In a concerted attempt to overhaul the state’s workers’ compensation system for the first time in decades, the State’s Senate and Assembly overwhelmingly approved a package of workers’ compensation reform bills on June 23 (S1913, S1914, S1915, S1916, S1917 and S1918), which now will go to Governor Corzine for his consideration.
If passed, S1913 would increase the power of judges of compensation to enforce the state’s workers’ compensation law, by providing them the authority to impose costs, interest, attorneys’ fees and other fines, to exclude witnesses, to hold hearings on contempt proceedings, and to dismiss claims and suppress defenses, if warranted.
S1914 would increase the criminal penalties for employers that fail to provide workers’ compensation coverage, from a disorderly persons offense to a crime of the fourth degree (and to a crime in the third degree if the employer’s failure was knowing).

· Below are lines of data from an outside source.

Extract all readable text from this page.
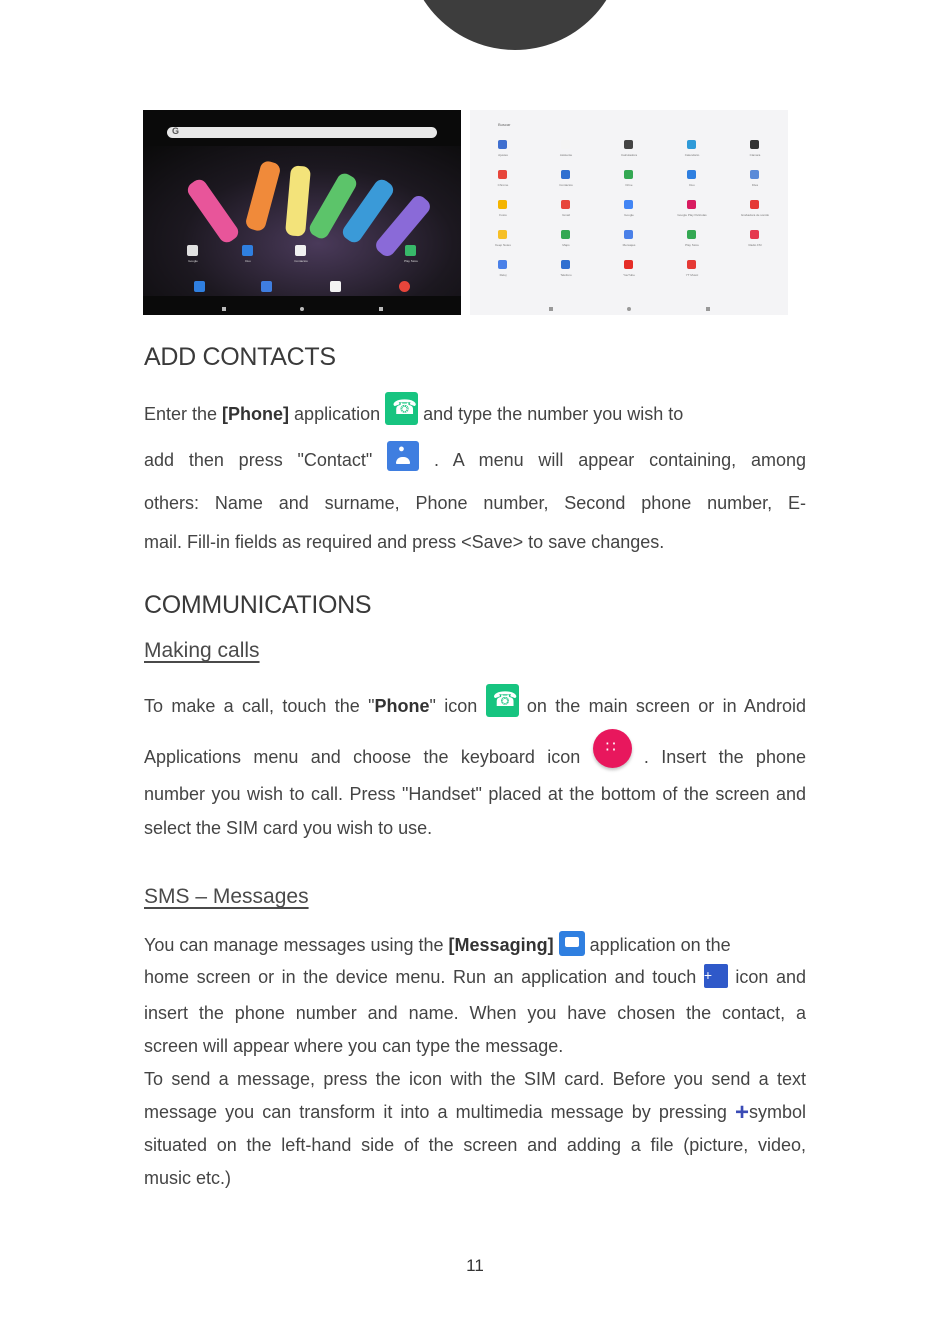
G
Google	Duo	Contactos	Play Store
Buscar
Ajustes	Asistente	Calculadora	Calendario	Cámara
Chrome	Contactos	Drive	Duo	Files
Fotos	Gmail	Google	Google Play Películas	Grabadora de sonido
Keep Notes	Maps	Mensajes	Play Store	Radio FM
Reloj	Teléfono	YouTube	YT Music
ADD CONTACTS
Enter the [Phone] application ☎ and type the number you wish to
add then press "Contact" ●	. A menu will appear containing, among
others: Name and surname, Phone number, Second phone number, E-
mail. Fill-in fields as required and press <Save> to save changes.
COMMUNICATIONS
Making calls
To make a call, touch the "Phone" icon ☎ on the main screen or in Android
Applications menu and choose the keyboard icon ∷	. Insert the phone
number you wish to call. Press "Handset" placed at the bottom of the screen and
select the SIM card you wish to use.
SMS – Messages
You can manage messages using the [Messaging]  application on the
home screen or in the device menu. Run an application and touch + icon and
insert the phone number and name. When you have chosen the contact, a
screen will appear where you can type the message.
To send a message, press the icon with the SIM card. Before you send a text
message you can transform it into a multimedia message by pressing +symbol
situated on the left-hand side of the screen and adding a file (picture, video,
music etc.)
11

S1915 would require all employers required to submit an annual report to also include in that report valid proof of workers’ compensation coverage (i.e., either documentation from the Commissioner of Banking authorizing the employer to be self-insured, or a letter from an insurance carrier or verification of the name of the carrier, insurance policy number and date the policy coverage commenced).
S1916 would provide that when a physician states a worker is in need of emergent medical care not being provided or authorized by the employer, the worker may file a motion for emergent medical treatment. The employer would have to answer the motion within five calendar days, and an initial conference would take place within five days of that answer. The employer also would have 15 days after receipt of the motion to schedule its own medical examination.

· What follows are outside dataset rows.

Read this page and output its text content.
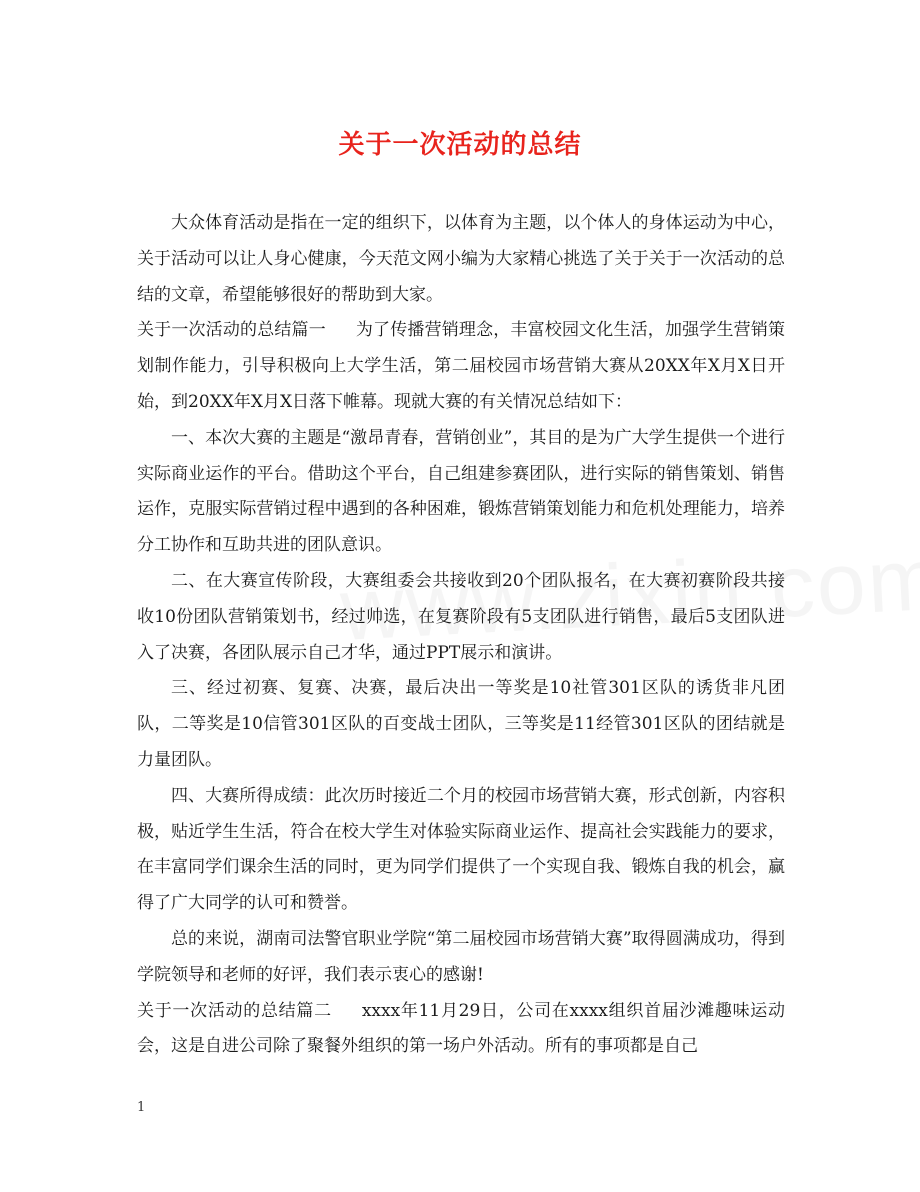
关于一次活动的总结

大众体育活动是指在一定的组织下，以体育为主题，以个体人的身体运动为中心，关于活动可以让人身心健康，今天范文网小编为大家精心挑选了关于关于一次活动的总结的文章，希望能够很好的帮助到大家。

关于一次活动的总结篇一 为了传播营销理念，丰富校园文化生活，加强学生营销策划制作能力，引导积极向上大学生活，第二届校园市场营销大赛从20XX年X月X日开始，到20XX年X月X日落下帷幕。现就大赛的有关情况总结如下：

一、本次大赛的主题是“激昂青春，营销创业”，其目的是为广大学生提供一个进行实际商业运作的平台。借助这个平台，自己组建参赛团队，进行实际的销售策划、销售运作，克服实际营销过程中遇到的各种困难，锻炼营销策划能力和危机处理能力，培养分工协作和互助共进的团队意识。

二、在大赛宣传阶段，大赛组委会共接收到20个团队报名，在大赛初赛阶段共接收10份团队营销策划书，经过帅选，在复赛阶段有5支团队进行销售，最后5支团队进入了决赛，各团队展示自己才华，通过PPT展示和演讲。

三、经过初赛、复赛、决赛，最后决出一等奖是10社管301区队的诱货非凡团队，二等奖是10信管301区队的百变战士团队，三等奖是11经管301区队的团结就是力量团队。

四、大赛所得成绩：此次历时接近二个月的校园市场营销大赛，形式创新，内容积极，贴近学生生活，符合在校大学生对体验实际商业运作、提高社会实践能力的要求，在丰富同学们课余生活的同时，更为同学们提供了一个实现自我、锻炼自我的机会，赢得了广大同学的认可和赞誉。

总的来说，湖南司法警官职业学院“第二届校园市场营销大赛”取得圆满成功，得到学院领导和老师的好评，我们表示衷心的感谢!

关于一次活动的总结篇二 xxxx年11月29日，公司在xxxx组织首届沙滩趣味运动会，这是自进公司除了聚餐外组织的第一场户外活动。所有的事项都是自己

1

S1917 would mandate that the Compensation Rating and Inspection Bureau (which is responsible for maintaining rules, regulations and premium rates for workers’ compensation and employer’s liability insurance) be reformed to include on its governing committee, for the first time, directors who do not represent member insurers, but rather a licensed insurance producer; a representative of business; and a representative of labor.
Finally, S1918 would authorize the Insurance Fraud Prosecutor to investigate and prosecute cases of failure to provide workers’ compensation insurance coverage after the employer has been given a reasonable opportunity to obtain that coverage.
Note: This article was published in the July 2008 issue of the New Jersey eAuthority.